Boston, MA -Harvard, the world’s wealthiest university, saw its first workers’ strike in over 30 years this week as Harvard University Dining Service (HUDS) food service workers, members of UNITE HERE Local 26, took to the picket lines on Oct. 5. Workers were in contract negotiations with the Harvard administration since the end of May. The administration is refusing to budge on key workers’ demands including equitable healthcare, year-round employment, and a racial justice task force to promote equality at work.
Students from across the Harvard system are showing their support for the strike by issuing statements of solidarity, sharing meals with striking workers, and most importantly, reinforcing the picket lines. Almost 3000 students signed a petition supporting the HUDS workers strike, and now over 400 are pledged to stand on picket lines until worker’ demands are met.
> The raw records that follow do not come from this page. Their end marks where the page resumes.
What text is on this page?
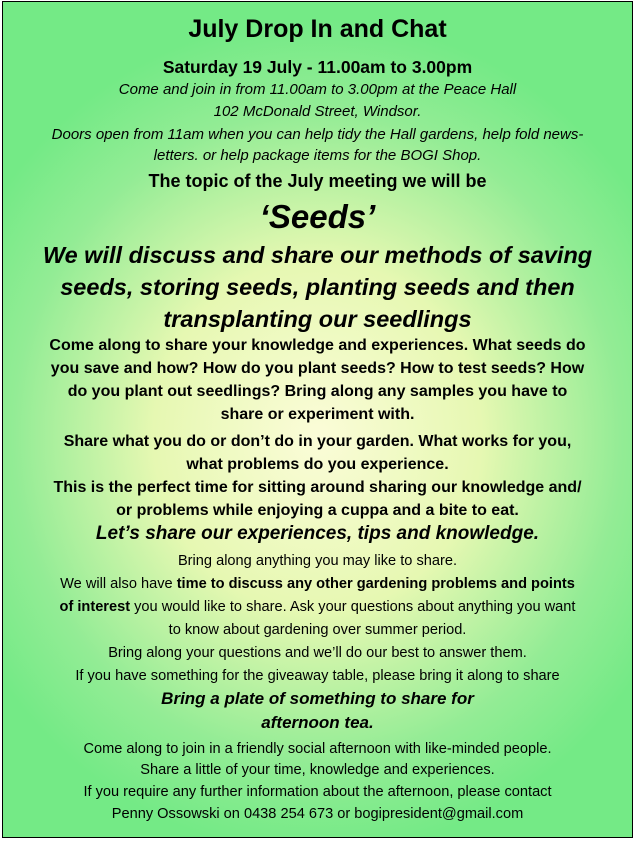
July Drop In and Chat
Saturday 19 July - 11.00am to 3.00pm
Come and join in from 11.00am to 3.00pm at the Peace Hall
102 McDonald Street, Windsor.
Doors open from 11am when you can help tidy the Hall gardens, help fold news-
letters. or help package items for the BOGI Shop.
The topic of the July meeting we will be
‘Seeds’
We will discuss and share our methods of saving
seeds, storing seeds, planting seeds and then
transplanting our seedlings
Come along to share your knowledge and experiences. What seeds do
you save and how? How do you plant seeds? How to test seeds? How
do you plant out seedlings? Bring along any samples you have to
share or experiment with.
Share what you do or don’t do in your garden. What works for you,
what problems do you experience.
This is the perfect time for sitting around sharing our knowledge and/
or problems while enjoying a cuppa and a bite to eat.
Let’s share our experiences, tips and knowledge.
Bring along anything you may like to share.
We will also have time to discuss any other gardening problems and points
of interest you would like to share. Ask your questions about anything you want
to know about gardening over summer period.
Bring along your questions and we’ll do our best to answer them.
If you have something for the giveaway table, please bring it along to share
Bring a plate of something to share for
afternoon tea.
Come along to join in a friendly social afternoon with like-minded people.
Share a little of your time, knowledge and experiences.
If you require any further information about the afternoon, please contact
Penny Ossowski on 0438 254 673 or bogipresident@gmail.com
A large coalition of student organizations issued joint declarations of support for the strike. Just this week, the Harvard chapter of the National Lawyers Guild and Reclaim Harvard Law released a co-authored, bilingual statement exposing that African American, Latino, Haitian and other oppressed nationalities and women are often given the lowest paying jobs at the law school and rarely receive promotions.
Undergraduate students have also held ‘dine-ins’ with the HUDS workers. Students and workers then share a meal and discuss the HUDS struggle and the experiences of Harvard’s workers.
Last week on Sept. 30, students and workers held a joint rally building towards the strike, followed by a worker speak-out in the main lounge of Harvard Law School. In response to the widespread student support for the HUDS strike, the Harvard Law School administration was forced to shut down law school cafeterias, rather than bringing in scabs to break the strike.
“Harvard has a long history of pitting its own students against workers. One president of the university, Abbott Lowell, owned a steel mill north of campus. The steel workers at the mill joined the famous Bread and Roses Strike of 1912 in Lawrence, Massachusetts. Harvard President Lowell offered students a passing grade on their mid-term exams if they would agree to reinforce the Massachusetts State Militia in harassing the workers and breaking the picket line,” explained Harvard Law student Collin Poirot during an Oct. 6 student-worker solidarity rally.
Poirot finished his speech, “These students traded in their solidarity and support for working-class people in exchange for good grades and upward mobility. We will never make that mistake again.”
While solidarity with the Harvard workers continues to grow on campus, it is apparent that the Harvard administration is negotiating on behalf of the financial elites who control the Harvard Corporation.
The HUDS workers are winning and participation is increasing with the Harvard Union of Clerical and Technical Workers (HUCTW), the Service Employees International Union (SEIU) and other workers joining them. On Oct. 7, UNITE HERE Local 26 members from hotels and universities across the city of Boston rallied with Harvard workers.
The HUDS workers are fierce in their commitment to winning this campaign. It is likely that solidarity with Harvard workers will spread to other campuses and cities in coming weeks, showing that reviving the strike is a good way to win.